Several years after scientists discovered what was considered the oldest crater a meteorite made on the planet, another team found it’s actually the result of normal geological processes.
During fieldwork at the Archean Maniitsoq structure in Greenland, an international team of scientists led by the University of Waterloo’s Chris Yakymchuk found the features of this region are inconsistent with an impact crater. In 2012, a different team identified it as the remnant of a three-billion-year-old meteorite crater.
“Zircon crystals in the rock are like little time capsules,” said Yakymchuk, a professor in Waterloo’s Department of Earth and Environmental Sciences. “They preserve ancient damage caused by shockwaves you get from a meteorite impact. We found no such damage in them.”

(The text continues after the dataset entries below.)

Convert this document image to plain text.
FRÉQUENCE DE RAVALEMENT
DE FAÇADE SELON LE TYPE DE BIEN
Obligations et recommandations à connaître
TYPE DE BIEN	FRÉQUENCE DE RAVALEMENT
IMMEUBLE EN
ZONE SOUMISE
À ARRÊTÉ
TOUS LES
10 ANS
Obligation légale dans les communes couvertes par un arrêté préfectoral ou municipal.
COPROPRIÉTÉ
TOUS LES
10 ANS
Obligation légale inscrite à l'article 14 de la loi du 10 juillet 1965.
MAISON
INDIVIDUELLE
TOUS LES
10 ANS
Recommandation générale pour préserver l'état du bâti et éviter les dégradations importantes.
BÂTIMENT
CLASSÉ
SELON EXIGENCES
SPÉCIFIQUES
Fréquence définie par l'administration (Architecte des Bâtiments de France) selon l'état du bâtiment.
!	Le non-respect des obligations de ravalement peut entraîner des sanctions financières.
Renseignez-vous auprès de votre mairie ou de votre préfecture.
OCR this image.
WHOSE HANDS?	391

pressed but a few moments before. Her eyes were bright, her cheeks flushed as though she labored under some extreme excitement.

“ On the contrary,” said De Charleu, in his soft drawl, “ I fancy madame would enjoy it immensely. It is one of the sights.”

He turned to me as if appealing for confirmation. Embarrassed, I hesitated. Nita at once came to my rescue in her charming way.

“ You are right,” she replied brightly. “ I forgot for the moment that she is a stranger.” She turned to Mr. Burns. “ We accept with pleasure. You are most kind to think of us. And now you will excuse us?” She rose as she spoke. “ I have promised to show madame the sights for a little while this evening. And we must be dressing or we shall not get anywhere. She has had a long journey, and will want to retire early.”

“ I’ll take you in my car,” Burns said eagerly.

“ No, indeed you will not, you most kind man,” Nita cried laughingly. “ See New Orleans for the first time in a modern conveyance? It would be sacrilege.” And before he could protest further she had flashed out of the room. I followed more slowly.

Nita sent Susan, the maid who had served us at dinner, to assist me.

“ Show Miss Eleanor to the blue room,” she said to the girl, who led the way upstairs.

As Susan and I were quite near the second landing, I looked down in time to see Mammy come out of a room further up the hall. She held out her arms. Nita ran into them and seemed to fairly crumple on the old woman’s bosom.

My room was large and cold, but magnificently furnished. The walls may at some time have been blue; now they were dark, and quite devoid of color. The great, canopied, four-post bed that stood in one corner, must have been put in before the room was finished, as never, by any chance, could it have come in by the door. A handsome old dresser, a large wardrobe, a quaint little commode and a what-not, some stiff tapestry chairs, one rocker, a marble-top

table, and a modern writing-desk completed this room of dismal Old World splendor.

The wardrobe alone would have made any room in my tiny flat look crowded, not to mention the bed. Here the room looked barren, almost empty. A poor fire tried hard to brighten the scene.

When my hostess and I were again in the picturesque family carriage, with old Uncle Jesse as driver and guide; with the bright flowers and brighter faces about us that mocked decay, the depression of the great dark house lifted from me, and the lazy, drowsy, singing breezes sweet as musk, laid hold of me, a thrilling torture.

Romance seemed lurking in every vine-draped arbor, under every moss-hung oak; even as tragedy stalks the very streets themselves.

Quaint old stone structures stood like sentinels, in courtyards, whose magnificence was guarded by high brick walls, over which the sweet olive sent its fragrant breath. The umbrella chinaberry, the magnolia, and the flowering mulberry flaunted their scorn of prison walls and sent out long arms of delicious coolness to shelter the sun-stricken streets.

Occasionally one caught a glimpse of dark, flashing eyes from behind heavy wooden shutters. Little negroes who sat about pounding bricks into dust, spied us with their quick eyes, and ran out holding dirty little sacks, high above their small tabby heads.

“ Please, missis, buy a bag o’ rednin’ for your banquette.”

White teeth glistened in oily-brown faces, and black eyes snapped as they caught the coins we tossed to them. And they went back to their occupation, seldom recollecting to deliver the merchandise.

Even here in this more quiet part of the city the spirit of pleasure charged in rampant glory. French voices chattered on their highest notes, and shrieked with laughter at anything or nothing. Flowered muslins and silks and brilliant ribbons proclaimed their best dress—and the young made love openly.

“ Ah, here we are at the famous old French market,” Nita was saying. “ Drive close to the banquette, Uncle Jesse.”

Additionally, there are multiple places where the rocks melted and recrystallized deep in the Earth. This process—called metamorphism—would occur almost instantaneously if produced from an impact. The Waterloo-led team found it happened 40 million years later than the earlier group proposed.
“We went there to explore the area for potential mineral exploration, and it was through close examination of the area and data collected since 2012 that we concluded the features are inconsistent with a meteorite impact,” Yakymchuk said. “While we were disappointed that we weren’t working in a structure that was the result of a meteorite hitting the planet three billion years ago, science is about advancing knowledge through discovery, and our understanding of the Earth’s ancient history continues to evolve. Our findings provide scientific data for resource companies and Greenlandic prospectors to find new mineral resources.”
The study, Stirred not shaken; critical evaluation of a proposed Archean meteorite impact in West Greenland, by Yakymchuk and an international team of scientists from Canada, Australia, Denmark, Greenland and the United Kingdom, appears in the journal Earth and Planetary Science Letters.